According to the survey, Californians believe the relative or comparative effectiveness of treatment is an important consideration and should be a factor in determining both the course and cost of care. Even high-priority problems got a lower rating from respondents if treatment is only minimally effective, researchers found.

“I think this work makes a profound statement of support for the principles of evidence-based medicine,” Nichols said. 

“Those principles, which include comparing the effectiveness of various treatments, are often characterized in the public debate as leading to rationing and socialism and all those scary words, but here, in pretty clear and convincing fashion, people are shown to agree with those principles,” Nichols said.

Quality of Life Issues

When medical problems do not have a major impact on an individual’s functioning or life span, many Californians consider them lower priority, according to the survey.

For example, in a vignette describing a 70-year-old’s difficulty having sexual relations with his wife, only 40% of respondents thought medication should be covered by insurance. By contrast, 95% thought a 72-year-old woman should be covered for hip surgery so she could walk again.

While the survey indicated Californians believe lower-priority problems should be treated differently than high-priority problems, respondents for the most part did not wish to exclude lower-priority problems from coverage altogether.

“What we found was that most people believe patients should pay a higher percentage of the cost to treat those lower-priority problems,” Ginsburg said.

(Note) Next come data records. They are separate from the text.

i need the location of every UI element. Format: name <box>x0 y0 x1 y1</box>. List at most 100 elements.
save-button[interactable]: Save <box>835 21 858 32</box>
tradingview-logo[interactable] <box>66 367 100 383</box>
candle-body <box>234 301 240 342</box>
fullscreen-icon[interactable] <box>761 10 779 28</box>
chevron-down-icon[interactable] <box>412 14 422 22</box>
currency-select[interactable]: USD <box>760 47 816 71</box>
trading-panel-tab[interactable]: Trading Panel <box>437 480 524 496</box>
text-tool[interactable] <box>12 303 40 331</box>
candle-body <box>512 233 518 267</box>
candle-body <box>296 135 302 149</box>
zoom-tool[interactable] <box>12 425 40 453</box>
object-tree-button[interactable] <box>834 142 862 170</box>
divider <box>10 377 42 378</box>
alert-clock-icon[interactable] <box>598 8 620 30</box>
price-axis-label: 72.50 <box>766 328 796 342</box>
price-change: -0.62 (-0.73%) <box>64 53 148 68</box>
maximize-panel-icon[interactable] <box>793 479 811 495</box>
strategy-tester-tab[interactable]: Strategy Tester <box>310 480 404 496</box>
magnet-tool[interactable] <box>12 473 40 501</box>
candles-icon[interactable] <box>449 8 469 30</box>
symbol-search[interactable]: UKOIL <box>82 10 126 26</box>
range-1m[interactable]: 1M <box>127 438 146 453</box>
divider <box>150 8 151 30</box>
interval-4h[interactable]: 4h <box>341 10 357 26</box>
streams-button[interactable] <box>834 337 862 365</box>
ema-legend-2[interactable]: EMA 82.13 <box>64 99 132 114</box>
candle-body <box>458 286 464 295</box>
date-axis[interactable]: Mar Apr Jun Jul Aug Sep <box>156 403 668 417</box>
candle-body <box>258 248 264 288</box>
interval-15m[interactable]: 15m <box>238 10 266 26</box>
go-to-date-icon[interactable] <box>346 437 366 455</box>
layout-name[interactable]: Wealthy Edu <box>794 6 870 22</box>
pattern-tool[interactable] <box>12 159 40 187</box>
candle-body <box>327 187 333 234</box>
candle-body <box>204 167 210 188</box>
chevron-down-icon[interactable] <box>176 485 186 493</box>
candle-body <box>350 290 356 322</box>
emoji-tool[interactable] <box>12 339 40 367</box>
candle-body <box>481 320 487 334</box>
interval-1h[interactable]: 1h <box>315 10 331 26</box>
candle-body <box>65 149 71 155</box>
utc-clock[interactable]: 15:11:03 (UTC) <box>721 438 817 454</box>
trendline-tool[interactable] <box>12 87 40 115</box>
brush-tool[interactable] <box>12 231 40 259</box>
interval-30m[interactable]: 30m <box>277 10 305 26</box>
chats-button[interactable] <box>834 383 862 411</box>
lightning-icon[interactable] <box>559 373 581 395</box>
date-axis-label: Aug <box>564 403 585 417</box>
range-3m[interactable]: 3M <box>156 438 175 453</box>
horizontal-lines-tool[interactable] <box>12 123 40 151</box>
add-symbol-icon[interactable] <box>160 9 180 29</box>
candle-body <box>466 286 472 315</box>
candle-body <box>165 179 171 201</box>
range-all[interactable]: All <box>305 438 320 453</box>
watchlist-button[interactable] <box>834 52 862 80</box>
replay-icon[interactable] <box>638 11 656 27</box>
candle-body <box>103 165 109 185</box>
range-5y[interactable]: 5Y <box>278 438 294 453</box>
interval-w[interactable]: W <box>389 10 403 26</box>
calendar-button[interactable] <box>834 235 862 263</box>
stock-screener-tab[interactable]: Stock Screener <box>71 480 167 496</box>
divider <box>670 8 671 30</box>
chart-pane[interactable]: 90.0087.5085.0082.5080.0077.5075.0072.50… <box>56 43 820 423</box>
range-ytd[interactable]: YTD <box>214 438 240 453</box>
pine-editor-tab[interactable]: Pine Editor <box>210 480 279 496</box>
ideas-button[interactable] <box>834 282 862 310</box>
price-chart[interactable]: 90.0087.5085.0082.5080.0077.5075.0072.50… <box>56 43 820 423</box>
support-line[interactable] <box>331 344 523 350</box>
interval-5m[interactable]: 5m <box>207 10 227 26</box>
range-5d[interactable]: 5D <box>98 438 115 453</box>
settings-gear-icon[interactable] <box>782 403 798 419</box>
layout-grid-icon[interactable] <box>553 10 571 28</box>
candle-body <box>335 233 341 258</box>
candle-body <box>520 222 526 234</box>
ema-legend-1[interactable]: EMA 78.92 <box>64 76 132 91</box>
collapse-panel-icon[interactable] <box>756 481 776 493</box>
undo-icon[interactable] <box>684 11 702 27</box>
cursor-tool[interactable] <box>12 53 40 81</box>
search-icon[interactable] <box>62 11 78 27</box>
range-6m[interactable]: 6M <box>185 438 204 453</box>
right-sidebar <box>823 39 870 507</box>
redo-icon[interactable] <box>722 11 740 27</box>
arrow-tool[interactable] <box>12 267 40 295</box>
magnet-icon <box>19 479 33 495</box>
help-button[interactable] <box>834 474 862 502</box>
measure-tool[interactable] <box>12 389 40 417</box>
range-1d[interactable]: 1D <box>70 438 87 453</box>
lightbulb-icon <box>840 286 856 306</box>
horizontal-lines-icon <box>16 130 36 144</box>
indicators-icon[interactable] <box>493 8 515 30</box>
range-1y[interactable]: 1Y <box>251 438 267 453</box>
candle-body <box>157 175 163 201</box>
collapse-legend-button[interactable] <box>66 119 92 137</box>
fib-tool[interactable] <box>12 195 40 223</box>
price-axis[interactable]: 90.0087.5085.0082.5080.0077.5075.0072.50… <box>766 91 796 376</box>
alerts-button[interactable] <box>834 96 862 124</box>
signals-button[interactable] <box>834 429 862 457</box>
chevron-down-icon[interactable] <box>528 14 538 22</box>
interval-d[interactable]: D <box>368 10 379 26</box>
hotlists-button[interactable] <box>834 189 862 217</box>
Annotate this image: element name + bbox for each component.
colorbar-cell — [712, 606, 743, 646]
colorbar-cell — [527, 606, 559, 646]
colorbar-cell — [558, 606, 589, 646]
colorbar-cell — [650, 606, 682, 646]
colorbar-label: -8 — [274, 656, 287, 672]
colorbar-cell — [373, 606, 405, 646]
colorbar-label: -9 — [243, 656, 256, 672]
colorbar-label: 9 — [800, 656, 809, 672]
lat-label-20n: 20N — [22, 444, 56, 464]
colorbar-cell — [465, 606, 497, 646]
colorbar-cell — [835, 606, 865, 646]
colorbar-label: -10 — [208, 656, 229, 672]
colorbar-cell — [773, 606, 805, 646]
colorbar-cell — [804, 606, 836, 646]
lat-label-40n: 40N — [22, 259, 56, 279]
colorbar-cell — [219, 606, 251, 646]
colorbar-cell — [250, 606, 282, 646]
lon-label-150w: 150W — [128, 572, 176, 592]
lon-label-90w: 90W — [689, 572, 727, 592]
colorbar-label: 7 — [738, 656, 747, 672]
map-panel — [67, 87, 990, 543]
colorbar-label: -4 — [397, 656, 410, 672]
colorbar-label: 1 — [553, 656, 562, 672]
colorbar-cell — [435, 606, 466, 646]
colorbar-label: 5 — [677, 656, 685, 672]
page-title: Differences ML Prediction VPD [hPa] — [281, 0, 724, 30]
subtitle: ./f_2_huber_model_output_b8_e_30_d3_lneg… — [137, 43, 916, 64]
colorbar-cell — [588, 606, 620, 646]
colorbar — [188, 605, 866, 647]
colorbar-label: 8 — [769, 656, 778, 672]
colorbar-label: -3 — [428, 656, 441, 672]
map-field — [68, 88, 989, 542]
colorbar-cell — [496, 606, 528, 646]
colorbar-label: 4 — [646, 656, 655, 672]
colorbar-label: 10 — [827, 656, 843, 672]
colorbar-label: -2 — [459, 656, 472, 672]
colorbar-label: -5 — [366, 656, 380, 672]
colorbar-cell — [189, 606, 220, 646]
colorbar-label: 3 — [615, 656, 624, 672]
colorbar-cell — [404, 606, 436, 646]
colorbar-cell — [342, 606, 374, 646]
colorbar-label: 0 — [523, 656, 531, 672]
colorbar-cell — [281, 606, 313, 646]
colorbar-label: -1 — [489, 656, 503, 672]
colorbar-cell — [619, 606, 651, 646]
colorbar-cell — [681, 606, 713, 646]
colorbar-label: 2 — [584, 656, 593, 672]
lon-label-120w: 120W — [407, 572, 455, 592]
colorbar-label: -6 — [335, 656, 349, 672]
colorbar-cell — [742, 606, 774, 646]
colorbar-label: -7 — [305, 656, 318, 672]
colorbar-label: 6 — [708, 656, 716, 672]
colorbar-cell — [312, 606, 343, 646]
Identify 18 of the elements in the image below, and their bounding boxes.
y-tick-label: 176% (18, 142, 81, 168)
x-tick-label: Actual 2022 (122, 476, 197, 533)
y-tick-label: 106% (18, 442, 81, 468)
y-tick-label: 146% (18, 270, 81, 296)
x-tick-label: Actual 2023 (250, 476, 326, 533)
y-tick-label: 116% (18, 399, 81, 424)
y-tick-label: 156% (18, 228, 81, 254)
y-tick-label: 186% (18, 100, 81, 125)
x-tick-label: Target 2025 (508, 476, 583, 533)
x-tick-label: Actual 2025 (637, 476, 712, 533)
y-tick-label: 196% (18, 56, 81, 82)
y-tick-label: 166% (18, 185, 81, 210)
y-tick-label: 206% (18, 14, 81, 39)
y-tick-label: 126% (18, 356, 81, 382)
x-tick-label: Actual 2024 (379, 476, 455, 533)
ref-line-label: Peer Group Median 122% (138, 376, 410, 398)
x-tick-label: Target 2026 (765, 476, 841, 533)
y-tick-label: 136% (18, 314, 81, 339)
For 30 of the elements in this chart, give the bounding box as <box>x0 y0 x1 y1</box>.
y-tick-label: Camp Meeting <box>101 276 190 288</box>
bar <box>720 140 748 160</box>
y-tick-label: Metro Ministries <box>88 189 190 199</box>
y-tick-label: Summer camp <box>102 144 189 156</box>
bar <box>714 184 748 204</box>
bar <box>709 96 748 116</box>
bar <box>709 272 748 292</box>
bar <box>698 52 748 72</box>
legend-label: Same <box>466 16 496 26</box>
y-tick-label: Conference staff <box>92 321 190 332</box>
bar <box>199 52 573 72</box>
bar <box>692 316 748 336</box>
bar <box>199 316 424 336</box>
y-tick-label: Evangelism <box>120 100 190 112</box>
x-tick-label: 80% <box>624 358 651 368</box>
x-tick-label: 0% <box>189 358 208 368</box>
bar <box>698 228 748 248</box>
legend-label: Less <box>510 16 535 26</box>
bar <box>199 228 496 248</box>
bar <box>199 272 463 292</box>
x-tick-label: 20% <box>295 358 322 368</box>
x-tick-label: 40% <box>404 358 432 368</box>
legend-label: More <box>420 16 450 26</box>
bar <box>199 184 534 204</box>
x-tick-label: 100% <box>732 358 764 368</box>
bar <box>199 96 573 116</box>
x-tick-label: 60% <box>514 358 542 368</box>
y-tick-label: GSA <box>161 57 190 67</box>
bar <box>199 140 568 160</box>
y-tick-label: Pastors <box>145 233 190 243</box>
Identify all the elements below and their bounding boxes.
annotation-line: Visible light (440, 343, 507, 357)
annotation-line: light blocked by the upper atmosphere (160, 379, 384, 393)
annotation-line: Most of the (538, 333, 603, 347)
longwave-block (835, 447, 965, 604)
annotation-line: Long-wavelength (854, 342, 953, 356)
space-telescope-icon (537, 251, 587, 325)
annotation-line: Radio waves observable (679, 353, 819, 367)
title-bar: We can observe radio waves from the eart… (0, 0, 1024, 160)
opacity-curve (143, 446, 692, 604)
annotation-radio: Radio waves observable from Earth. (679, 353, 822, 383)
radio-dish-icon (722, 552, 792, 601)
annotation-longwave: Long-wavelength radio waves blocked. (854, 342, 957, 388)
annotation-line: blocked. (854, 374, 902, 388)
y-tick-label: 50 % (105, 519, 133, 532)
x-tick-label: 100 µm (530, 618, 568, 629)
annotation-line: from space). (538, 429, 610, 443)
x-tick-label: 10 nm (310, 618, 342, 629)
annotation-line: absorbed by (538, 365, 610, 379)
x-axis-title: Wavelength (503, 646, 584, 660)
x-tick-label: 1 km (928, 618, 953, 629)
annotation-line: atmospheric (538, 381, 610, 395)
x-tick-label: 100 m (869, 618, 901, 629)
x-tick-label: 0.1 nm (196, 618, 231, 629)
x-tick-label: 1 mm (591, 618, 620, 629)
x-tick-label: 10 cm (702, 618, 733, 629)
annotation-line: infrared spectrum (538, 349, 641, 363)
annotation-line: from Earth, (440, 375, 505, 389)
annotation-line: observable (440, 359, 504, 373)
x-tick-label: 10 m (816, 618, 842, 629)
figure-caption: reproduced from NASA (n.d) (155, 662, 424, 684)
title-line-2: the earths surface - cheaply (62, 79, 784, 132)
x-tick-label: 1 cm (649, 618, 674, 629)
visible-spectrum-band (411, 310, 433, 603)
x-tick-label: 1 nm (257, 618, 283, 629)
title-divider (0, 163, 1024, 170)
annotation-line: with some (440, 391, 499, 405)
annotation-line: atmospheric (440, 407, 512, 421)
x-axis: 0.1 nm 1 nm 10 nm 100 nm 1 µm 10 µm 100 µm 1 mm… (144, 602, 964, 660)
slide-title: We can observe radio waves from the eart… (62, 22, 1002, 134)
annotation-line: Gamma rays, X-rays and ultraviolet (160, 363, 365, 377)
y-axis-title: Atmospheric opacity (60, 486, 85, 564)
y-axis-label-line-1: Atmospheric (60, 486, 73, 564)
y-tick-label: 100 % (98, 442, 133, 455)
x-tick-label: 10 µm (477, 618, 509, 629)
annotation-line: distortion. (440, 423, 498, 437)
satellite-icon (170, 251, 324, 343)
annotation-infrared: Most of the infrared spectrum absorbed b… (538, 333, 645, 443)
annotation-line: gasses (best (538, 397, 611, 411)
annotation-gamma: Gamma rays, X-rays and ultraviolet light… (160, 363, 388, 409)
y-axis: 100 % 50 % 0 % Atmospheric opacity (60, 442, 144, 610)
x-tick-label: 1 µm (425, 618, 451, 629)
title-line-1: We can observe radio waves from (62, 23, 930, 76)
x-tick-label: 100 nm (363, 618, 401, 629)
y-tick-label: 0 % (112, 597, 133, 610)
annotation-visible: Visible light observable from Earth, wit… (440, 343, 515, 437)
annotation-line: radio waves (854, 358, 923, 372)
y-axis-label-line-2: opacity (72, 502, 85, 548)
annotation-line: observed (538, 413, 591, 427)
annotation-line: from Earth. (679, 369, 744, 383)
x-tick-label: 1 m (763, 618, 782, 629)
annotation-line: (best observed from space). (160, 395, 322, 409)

“This was a good, thoughtful, in-depth process and we found that people are very discriminating in their views. We didn’t try to build consensus or figure out how to pay for anything. This was just about setting priorities and we think it presents a clear picture — perhaps the clearest yet — about what people consider important,” Ginsburg said.

‘No Apparent Agenda’

Janet Spaulding of Rocklin, who participated in the survey’s focus group discussions, said researchers “did not appear to be pushing any idea or particular point of view.”

“I didn’t get the feeling that they had an agenda at all,” Spaulding said. “They were very good at getting everybody to speak up.”

Spaulding said members of her group understood that their opinions might help shape policy.

“I think we all had a level of awareness that this information would probably be presented to policymakers. We definitely had the feeling that this wasn’t just for fun and that what we said was important,” Spaulding said.

Full Circle for Center

For the Center for Healthcare Decisions, the report marks a full circle from the organization’s birth in 1994.

“I was cleaning out some old Clinton-era health files,” Ginsburg said, “when I came across some files from our first project. It was a national look at quality of life issues and public priorities, done differently than our ‘What Matters Most’ project but with some of the same goals in mind.

“Anybody who works in health policy knows there’s a lot of circling,” Ginsburg said. “Every 15 or 20 years, you can expect to be going over similar ground.”

“What Matters Most” was funded by the California HealthCare Foundation, which also publishes California Healthline.